The case arises from a dispute over oil and gas leases in Jefferson County and Hardin County, Texas. The mineral and land owner is Charles G. Hooks, III, who is also an oil and gas attorney. The Jefferson County lease provided that the lessee, Samson Lone Star LLC pay compensation to Mr. Hooks if drilling occurred within 1,320 feet of his property line. Samson drilled a directional well that bottomed out within that distance, but Samson never compensated Mr. Hooks as the lease required. With the two Hardin County leases, Mr. Hooks gave Samson permission to pool his mineral interests, but Mr. Hooks contended that Samson did not pay him for all production within the pool. Mr. Hooks also claimed that Samson was required to pay both royalties on the sale of oil and gas and on the same oil and gas as it existed in the reservoir, so called “formation production”.
In the trial court, Mr. Hooks was awarded more than $21 million on these claims. The case was appealed to the Houston Court of Appeals, which reversed the judgment of the trial court in a majority decision written by Justice Evelyn V. Keyes in 2012. The Houston Court of Appeals determined that, as to the Jefferson County lease, Mr. Hooks’ claim was barred by the statute of limitations and was based on an incorrect interpretation of his oil and gas lease. The Court noted that surveys on file for this well at the Texas Railroad Commission in 2000 and publicly accessible put Hooks on notice of the location of the bottom of Samson’s directional well, and as an oil and gas lawyer, Hooks should have been aware of his claim if he reviewed both those surveys. Unfortunately, Hooks did not file the lawsuit against Samson until after the four year statute of limitations that applied to his claim had expired.
On the Hardin County leases, the Court also determined that Mr. Hooks’ claim was barred by the statute of limitations. The Court wrote: “We conclude that Hooks knew or should have known of information that would have led to the discovery of the alleged fraud no later than February 2001, as the necessary information was a matter of public record at that time.” In addition, the Court of Appeals determined that Mr. Hooks other claims were based on misinterpretations of the leases.
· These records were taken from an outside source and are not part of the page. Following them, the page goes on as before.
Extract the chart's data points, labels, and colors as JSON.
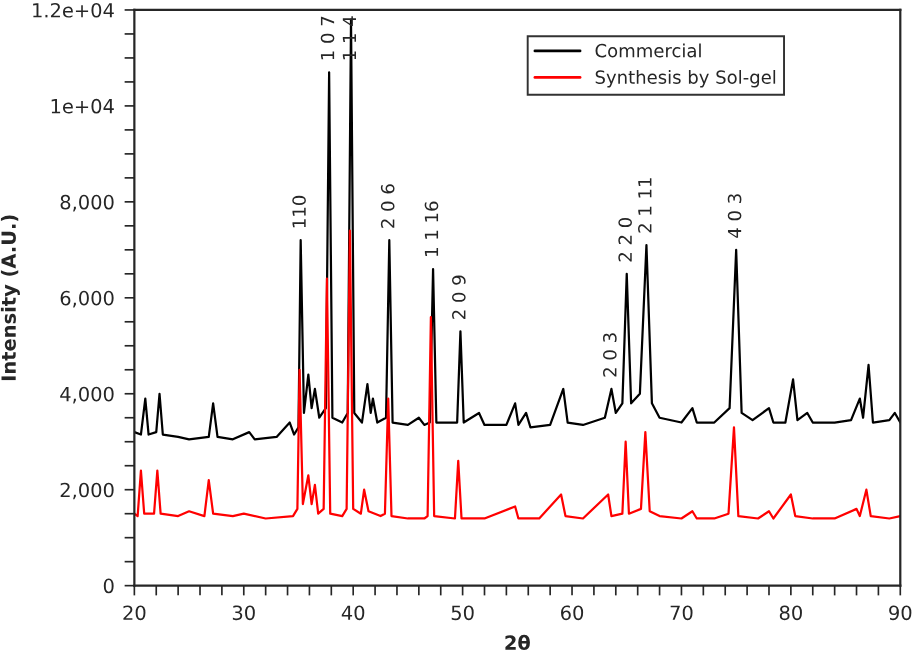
{
  "chart_data": {
    "type": "line",
    "xlabel": "2θ",
    "ylabel": "Intensity (A.U.)",
    "xlim": [
      20,
      90
    ],
    "xticks": [
      20,
      {
        "value": 22,
        "label": null
      },
      {
        "value": 24,
        "label": null
      },
      {
        "value": 26,
        "label": null
      },
      {
        "value": 28,
        "label": null
      },
      30,
      {
        "value": 32,
        "label": null
      },
      {
        "value": 34,
        "label": null
      },
      {
        "value": 36,
        "label": null
      },
      {
        "value": 38,
        "label": null
      },
      40,
      {
        "value": 42,
        "label": null
      },
      {
        "value": 44,
        "label": null
      },
      {
        "value": 46,
        "label": null
      },
      {
        "value": 48,
        "label": null
      },
      50,
      {
        "value": 52,
        "label": null
      },
      {
        "value": 54,
        "label": null
      },
      {
        "value": 56,
        "label": null
      },
      {
        "value": 58,
        "label": null
      },
      60,
      {
        "value": 62,
        "label": null
      },
      {
        "value": 64,
        "label": null
      },
      {
        "value": 66,
        "label": null
      },
      {
        "value": 68,
        "label": null
      },
      70,
      {
        "value": 72,
        "label": null
      },
      {
        "value": 74,
        "label": null
      },
      {
        "value": 76,
        "label": null
      },
      {
        "value": 78,
        "label": null
      },
      80,
      {
        "value": 82,
        "label": null
      },
      {
        "value": 84,
        "label": null
      },
      {
        "value": 86,
        "label": null
      },
      {
        "value": 88,
        "label": null
      },
      90
    ],
    "ylim": [
      0,
      12000
    ],
    "yticks": [
      0,
      {
        "value": 500,
        "label": null
      },
      {
        "value": 1000,
        "label": null
      },
      {
        "value": 1500,
        "label": null
      },
      {
        "value": 2000,
        "label": "2,000"
      },
      {
        "value": 2500,
        "label": null
      },
      {
        "value": 3000,
        "label": null
      },
      {
        "value": 3500,
        "label": null
      },
      {
        "value": 4000,
        "label": "4,000"
      },
      {
        "value": 4500,
        "label": null
      },
      {
        "value": 5000,
        "label": null
      },
      {
        "value": 5500,
        "label": null
      },
      {
        "value": 6000,
        "label": "6,000"
      },
      {
        "value": 6500,
        "label": null
      },
      {
        "value": 7000,
        "label": null
      },
      {
        "value": 7500,
        "label": null
      },
      {
        "value": 8000,
        "label": "8,000"
      },
      {
        "value": 8500,
        "label": null
      },
      {
        "value": 9000,
        "label": null
      },
      {
        "value": 9500,
        "label": null
      },
      {
        "value": 10000,
        "label": "1e+04"
      },
      {
        "value": 10500,
        "label": null
      },
      {
        "value": 11000,
        "label": null
      },
      {
        "value": 11500,
        "label": null
      },
      {
        "value": 12000,
        "label": "1.2e+04"
      }
    ],
    "grid": false,
    "legend": "top right",
    "marker": "none",
    "line_style": "solid",
    "series": [
      {
        "name": "Commercial",
        "color": "#000000",
        "x": [
          20,
          20.6,
          21.0,
          21.3,
          22.0,
          22.3,
          22.6,
          24,
          25,
          26.8,
          27.2,
          27.6,
          29,
          30.5,
          31,
          33,
          34.2,
          34.6,
          35.0,
          35.2,
          35.5,
          35.9,
          36.2,
          36.5,
          36.9,
          37.5,
          37.8,
          38.1,
          39.0,
          39.5,
          39.8,
          40.1,
          40.8,
          41.3,
          41.6,
          41.8,
          42.2,
          43.0,
          43.3,
          43.6,
          45,
          46,
          46.5,
          47.0,
          47.3,
          47.6,
          49.5,
          49.8,
          50.1,
          51.5,
          52,
          54,
          54.8,
          55.1,
          55.8,
          56.2,
          58,
          59.2,
          59.6,
          61,
          63,
          63.6,
          64.0,
          64.6,
          65.0,
          65.4,
          66.2,
          66.8,
          67.3,
          68,
          70,
          71,
          71.4,
          73,
          74.4,
          75.0,
          75.5,
          76.5,
          78,
          78.4,
          79.5,
          80.2,
          80.6,
          81.5,
          82,
          84,
          85.5,
          86.3,
          86.6,
          87.1,
          87.5,
          89,
          89.5,
          90
        ],
        "values": [
          3200,
          3150,
          3900,
          3150,
          3200,
          4000,
          3150,
          3100,
          3050,
          3100,
          3800,
          3100,
          3050,
          3200,
          3050,
          3100,
          3400,
          3150,
          3300,
          7200,
          3600,
          4400,
          3700,
          4100,
          3500,
          3700,
          10700,
          3500,
          3400,
          3600,
          11800,
          3600,
          3400,
          4200,
          3600,
          3900,
          3400,
          3500,
          7200,
          3400,
          3350,
          3500,
          3350,
          3400,
          6600,
          3400,
          3400,
          5300,
          3400,
          3600,
          3350,
          3350,
          3800,
          3350,
          3600,
          3300,
          3350,
          4100,
          3400,
          3350,
          3500,
          4100,
          3600,
          3800,
          6500,
          3800,
          4000,
          7100,
          3800,
          3500,
          3400,
          3700,
          3400,
          3400,
          3700,
          7000,
          3600,
          3450,
          3700,
          3400,
          3400,
          4300,
          3450,
          3600,
          3400,
          3400,
          3450,
          3900,
          3500,
          4600,
          3400,
          3450,
          3600,
          3400
        ]
      },
      {
        "name": "Synthesis by Sol-gel",
        "color": "#ff0000",
        "x": [
          20,
          20.3,
          20.6,
          20.9,
          21.8,
          22.1,
          22.4,
          24,
          25,
          26.4,
          26.8,
          27.2,
          29,
          30,
          32,
          34.5,
          34.9,
          35.1,
          35.4,
          35.9,
          36.2,
          36.5,
          36.8,
          37.3,
          37.6,
          37.9,
          39.0,
          39.4,
          39.7,
          40.0,
          40.7,
          41.0,
          41.4,
          42.5,
          42.9,
          43.2,
          43.5,
          45,
          46.5,
          46.8,
          47.1,
          47.4,
          49.3,
          49.6,
          49.9,
          52,
          54.8,
          55.1,
          57,
          59,
          59.4,
          61,
          63.3,
          63.6,
          64.6,
          64.9,
          65.2,
          66.3,
          66.7,
          67.1,
          68,
          70,
          71,
          71.4,
          73,
          74.3,
          74.8,
          75.2,
          77,
          78,
          78.4,
          80,
          80.4,
          82,
          84,
          86,
          86.3,
          86.9,
          87.3,
          89,
          90
        ],
        "values": [
          1500,
          1450,
          2400,
          1500,
          1500,
          2400,
          1500,
          1450,
          1550,
          1450,
          2200,
          1500,
          1450,
          1500,
          1400,
          1450,
          1600,
          4500,
          1700,
          2300,
          1700,
          2100,
          1500,
          1600,
          6400,
          1500,
          1450,
          1600,
          7400,
          1600,
          1500,
          2000,
          1550,
          1450,
          1500,
          3900,
          1450,
          1400,
          1400,
          1450,
          5600,
          1450,
          1400,
          2600,
          1400,
          1400,
          1650,
          1400,
          1400,
          1900,
          1450,
          1400,
          1900,
          1450,
          1500,
          3000,
          1500,
          1600,
          3200,
          1550,
          1450,
          1400,
          1550,
          1400,
          1400,
          1500,
          3300,
          1450,
          1400,
          1550,
          1400,
          1900,
          1450,
          1400,
          1400,
          1600,
          1450,
          2000,
          1450,
          1400,
          1450
        ]
      }
    ],
    "annotations": [
      {
        "text": "110",
        "x": 35.2,
        "y": 7200
      },
      {
        "text": "1 0 7",
        "x": 37.8,
        "y": 10700
      },
      {
        "text": "1 1 4",
        "x": 39.8,
        "y": 10700
      },
      {
        "text": "2 0 6",
        "x": 43.3,
        "y": 7200
      },
      {
        "text": "1 1 16",
        "x": 47.3,
        "y": 6600
      },
      {
        "text": "2 0 9",
        "x": 49.8,
        "y": 5300
      },
      {
        "text": "2 0 3",
        "x": 63.6,
        "y": 4100
      },
      {
        "text": "2 2 0",
        "x": 65.0,
        "y": 6500
      },
      {
        "text": "2 1 11",
        "x": 66.8,
        "y": 7100
      },
      {
        "text": "4 0 3",
        "x": 75.0,
        "y": 7000
      }
    ]
  }
}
The appeal to the Texas Supreme Court is set for oral argument on September 17, 2014. The Texas Supreme Court’s summary of the issues states that the principal issue is “whether a mineral-rights owner exercised reasonable diligence, to avoid limitations, by obtaining a copy of the Samson plat filed with the Texas Railroad Commission but not a third-party survey in Railroad Commission records that would have shown the operator’s fraud.” Other issues are whether Mr. Hooks ratified the pooling agreement by accepting royalties from the new unit; whether Samson Lone Star must pay royalties on the “most favoured nation” clause in these leases; whether an agreement for attorney fees is applicable on Hooks’ claims when liability and damages were stipulated and not pled; and whether post-judgment interest on royalties paid late should be 18% or the normal Texas judgment rate of 5%.
Whatever the Texas Supreme Court decides, the facts of this case illustrate an important caution: if you think there’s a problem with your oil and gas lease, your royalties or the activities of the operator, investigate your suspicions now rather than later. If you wait, the statute of limitations may prevent you from correcting the situation or from recovering damages to which you may otherwise be entitled.